Global: Report highlights crisis management challenge

Organisations should provide their crisis management teams with the correct level of training, investment and support so they can respond effectively to the major global risks facing the world in 2023, a health and security group has warned. According to International SOS’s Risk Outlook 2023, employers are experiencing high levels of crisis management fatigue having spent the past few years dealing with a series of major events that have significantly disrupted the global economy, most notably the Covid-19 pandemic. “Organisations are well-versed in how to respond to the ongoing Covid-19 pandemic,” noted Dr Irene Lai, medical director at International SOS. “Forward planning to ensure organisational resilience is critical as climate change is contributing to multiple crises occurring simultaneously, and another pandemic is inevitable.’
International SOS Risk Outlook 2023 report. IOSH magazine.

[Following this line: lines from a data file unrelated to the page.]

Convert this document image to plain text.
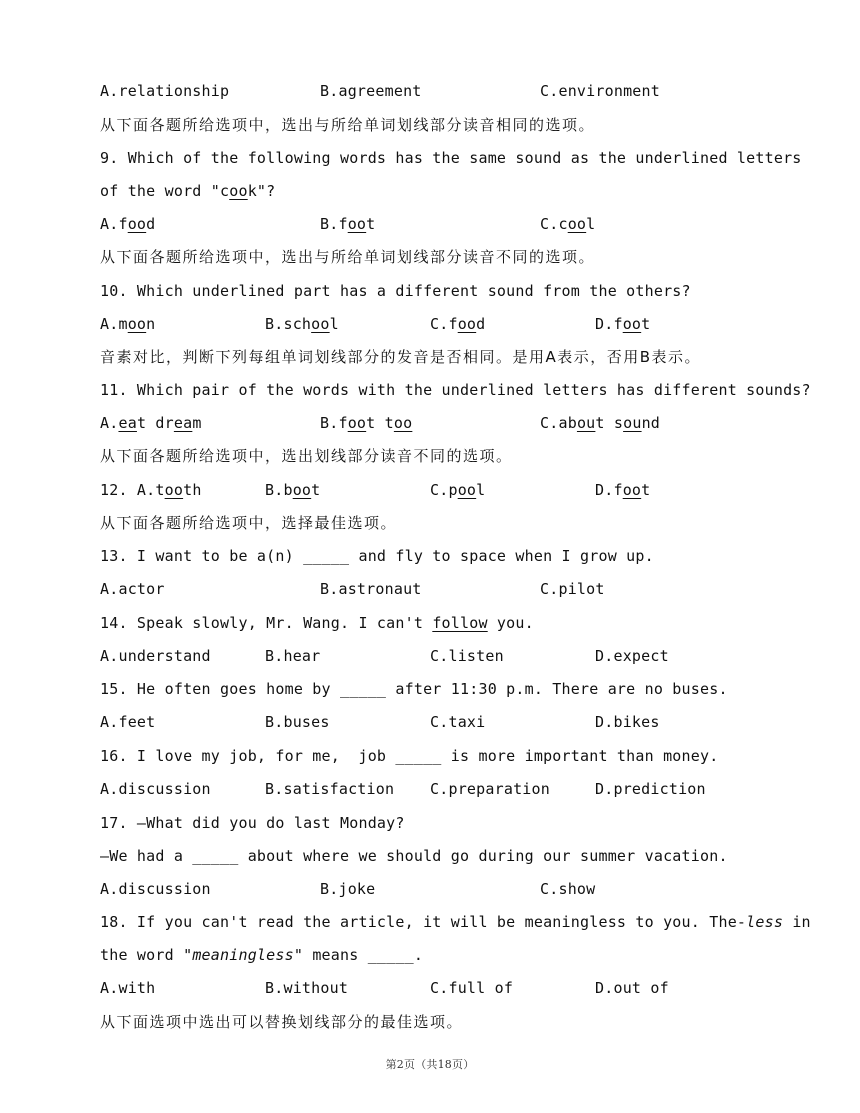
A.relationship	B.agreement	C.environment
从下面各题所给选项中，选出与所给单词划线部分读音相同的选项。
9. Which of the following words has the same sound as the underlined letters
of the word "cook"?
A.food	B.foot	C.cool
从下面各题所给选项中，选出与所给单词划线部分读音不同的选项。
10. Which underlined part has a different sound from the others?
A.moon	B.school	C.food	D.foot
音素对比，判断下列每组单词划线部分的发音是否相同。是用A表示，否用B表示。
11. Which pair of the words with the underlined letters has different sounds?
A.eat dream	B.foot too	C.about sound
从下面各题所给选项中，选出划线部分读音不同的选项。
12. A.tooth	B.boot	C.pool	D.foot
从下面各题所给选项中，选择最佳选项。
13. I want to be a(n) _____ and fly to space when I grow up.
A.actor	B.astronaut	C.pilot
14. Speak slowly, Mr. Wang. I can't follow you.
A.understand	B.hear	C.listen	D.expect
15. He often goes home by _____ after 11:30 p.m. There are no buses.
A.feet	B.buses	C.taxi	D.bikes
16. I love my job, for me,  job _____ is more important than money.
A.discussion	B.satisfaction C.preparation	D.prediction
17. —What did you do last Monday?
—We had a _____ about where we should go during our summer vacation.
A.discussion	B.joke	C.show
18. If you can't read the article, it will be meaningless to you. The-less in
the word "meaningless" means _____.
A.with	B.without	C.full of	D.out of
从下面选项中选出可以替换划线部分的最佳选项。
第2页（共18页）
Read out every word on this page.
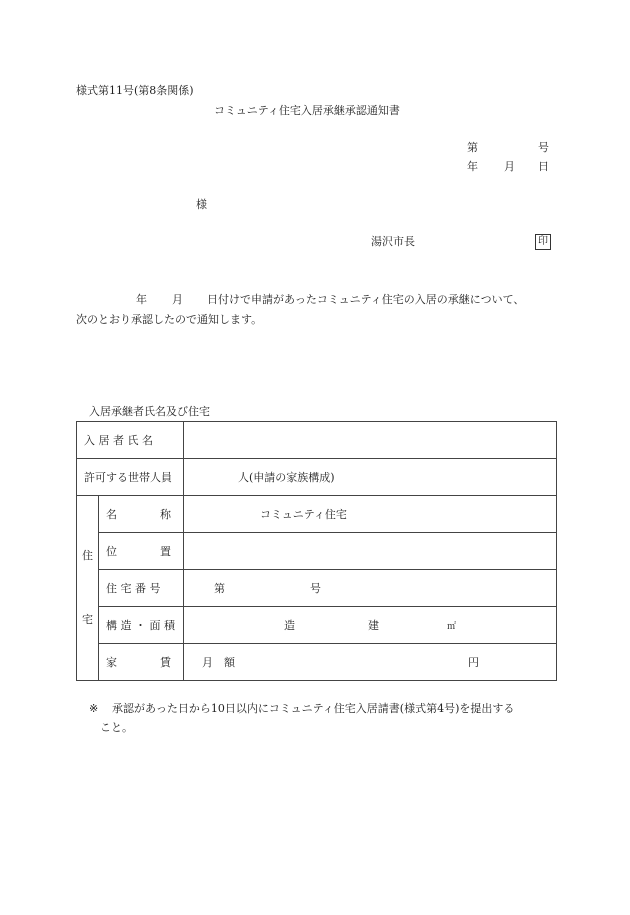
様式第11号(第8条関係)
コミュニティ住宅入居承継承認通知書
第	号
年 月 日
様
湯沢市長	印
年 月 日付けで申請があったコミュニティ住宅の入居の承継について、
次のとおり承認したので通知します。
入居承継者氏名及び住宅
入 居 者 氏 名		
許可する世帯人員		人(申請の家族構成)

住
宅	名 称	コミュニティ住宅

	位 置	

	住 宅 番 号	第 号
	構 造 ・ 面 積	造 建 ㎡

	家 賃	月　額 円
※ 承認があった日から10日以内にコミュニティ住宅入居請書(様式第4号)を提出する
こと。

USA: More women sickened by work viruses

Women accounted for 70.8 per cent of the 390,020 reported workplace illness cases in the US caused by viruses in private establishments, new US government figures show. This “other diseases due to viruses, not elsewhere classified” category includes Covid-19 cases. Nursing assistants had the highest number of virus cases (65,480) in 2020. Of these cases, 87.2 per cent were women. Among medical assistants, women accounted for 90.7 per cent of these virus cases. The figures are sourced from the Bureau of Labor Statistics’ Injuries, Illnesses, and Fatalities programme.
Women accounted for 70.8 percent of workplace illnesses caused by viruses in 2020, Bureau of Labor Statistics, The Economics Daily, US Department of Labor, 9 January 2023.